Andre Agassi, roi de Melbourne

Les spectateurs présents dimanche matin sur le central de Melbourne Park espéraient assister à un match final de haut niveau. Ils n’avaient eu droit en fin de compte qu’à 76 minutes. Le temps qu’a fallu à Andre Agassi pour venir à bout de son adversaire, l’Allemand Rainer Schuettler en trois sets, 6-2, 6-2 et 6-1. On dirait un premier tour d’une petite épreuve du circuit. La logique a finalement prévalu. La tête de série numéro 2 n’a fait qu’une bouchée d’un tennisman occupant la 31ème position au classement ATP.
D’entrée de jeu, Agassi a annoncé la couleur. Il a réussi à prendre le service de Schuettler sur un jeu blanc. 3-0 après une dizaine de minutes du début de la rencontre. Après une petite résistance de l’Allemand qui réussit à remonter au score 3-2, l’Américain reprend les rênes du match en concluant le premier set 6-2 en 28 minutes.
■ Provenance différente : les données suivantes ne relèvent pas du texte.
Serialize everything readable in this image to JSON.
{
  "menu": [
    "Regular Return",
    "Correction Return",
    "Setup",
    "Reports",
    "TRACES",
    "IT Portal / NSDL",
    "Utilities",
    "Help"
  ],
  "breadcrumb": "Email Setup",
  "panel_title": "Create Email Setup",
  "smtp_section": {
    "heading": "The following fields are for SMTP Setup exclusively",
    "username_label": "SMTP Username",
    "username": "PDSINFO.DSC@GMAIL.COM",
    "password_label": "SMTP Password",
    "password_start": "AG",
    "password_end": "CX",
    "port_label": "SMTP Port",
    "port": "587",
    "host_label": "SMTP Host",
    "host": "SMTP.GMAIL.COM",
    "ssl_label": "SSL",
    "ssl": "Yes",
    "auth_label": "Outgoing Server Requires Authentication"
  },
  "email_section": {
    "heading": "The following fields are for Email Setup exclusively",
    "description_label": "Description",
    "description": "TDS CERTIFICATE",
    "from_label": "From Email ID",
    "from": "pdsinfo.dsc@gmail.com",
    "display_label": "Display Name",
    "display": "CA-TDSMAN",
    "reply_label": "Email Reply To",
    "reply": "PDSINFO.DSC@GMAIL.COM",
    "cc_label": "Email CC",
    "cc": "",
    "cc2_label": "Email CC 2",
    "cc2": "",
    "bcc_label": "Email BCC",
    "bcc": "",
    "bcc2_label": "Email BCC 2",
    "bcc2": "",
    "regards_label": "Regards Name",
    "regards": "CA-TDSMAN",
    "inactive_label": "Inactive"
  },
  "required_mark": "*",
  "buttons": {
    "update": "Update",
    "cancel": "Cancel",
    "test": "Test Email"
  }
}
Le match s’équilibrait davantage en début du deuxième set. Mais les petits sursauts de l’Allemand n’inquiétaient pas Agassi outre mesure. L’Américain a achevé cette manche en conservant son service blanc. Le match avait alors duré 55 minutes et les occasions d’applaudir pour la foule de 16.186 spectateurs avaient été rares. Sans avoir trop à travailler, Agassi s’est montré le plus fort au troisième set. La deuxième balle de match fut la bonne. L’Américain a lancé un coup droit devant lequel Schuettler est resté impuissant, étant à trois mètres de la balle. Le fils de Las Vegas a signé sa quatrième victoire à Melbourne, en 1995, 2000, 2001 et 2003. N’ayant pas participé à la précédente édition en raison d’une blessure au poignet, la victoire de dimanche est sa 21ème d’affilée à l’Open d’Australie. Ce sacre propulse l’Américain encore plus haut dans le Panthéon du tennis mondial, puisqu’il s’agit de son huitième titre de Grand Chelem.
Cinq titres ont été conquis après son 29ème anniversaire. Ceci le place désormais à égalité avec Connors, Ivan Lendl, Fred Perry et Ken Rosewall dans la liste des vainqueurs majeurs. Le tennisman qui aura 33 ans le 24 avril prochain a fait du chemin depuis sa première apparition dans un tournoi de Grand Chelem hors des Etats-Unis. C’était à Rolland Garros en 1987.
Avec une abondante crinière et un short en jean, il avait fait sensation. Depuis, sa carrière a connu des hauts et des bas. On l’a même donné pour mort sur le circuit à deux reprises. En 1993, une opération au poignet l’a précipité à la 24ème place au classement mondial. Quatre années plus tard, ce sont des kilos superflus qui lui ont fait un grand tort. Il s’est retrouvé alors à la 114ème position. Mais tel un phoenix, il renaissait à chaque fois de ses cendres. Un travail de titan doublé d’une sagesse acquise de jour en jour et une vie de famille équilibrée aux côtés de sa femme, Steffi Graf et leur enfant de onze mois. «J’essaye de prendre chaque jour comme si c’était le dernier. Il n’est pas facile de bien se préparer. Cela devient même de plus en plus difficile à mesure que je vieillis, mais le résultat est là ? je suis de plus en plus fort», explique-t-il.
Belle consécration en tout cas pour cet homme qui n’a pas peur des échecs. Dimanche, il est devenu le plus vieux champion de Melbourne depuis que l’Australien Ken Rosewall gagna son quatrième titre à 37 ans en 1972.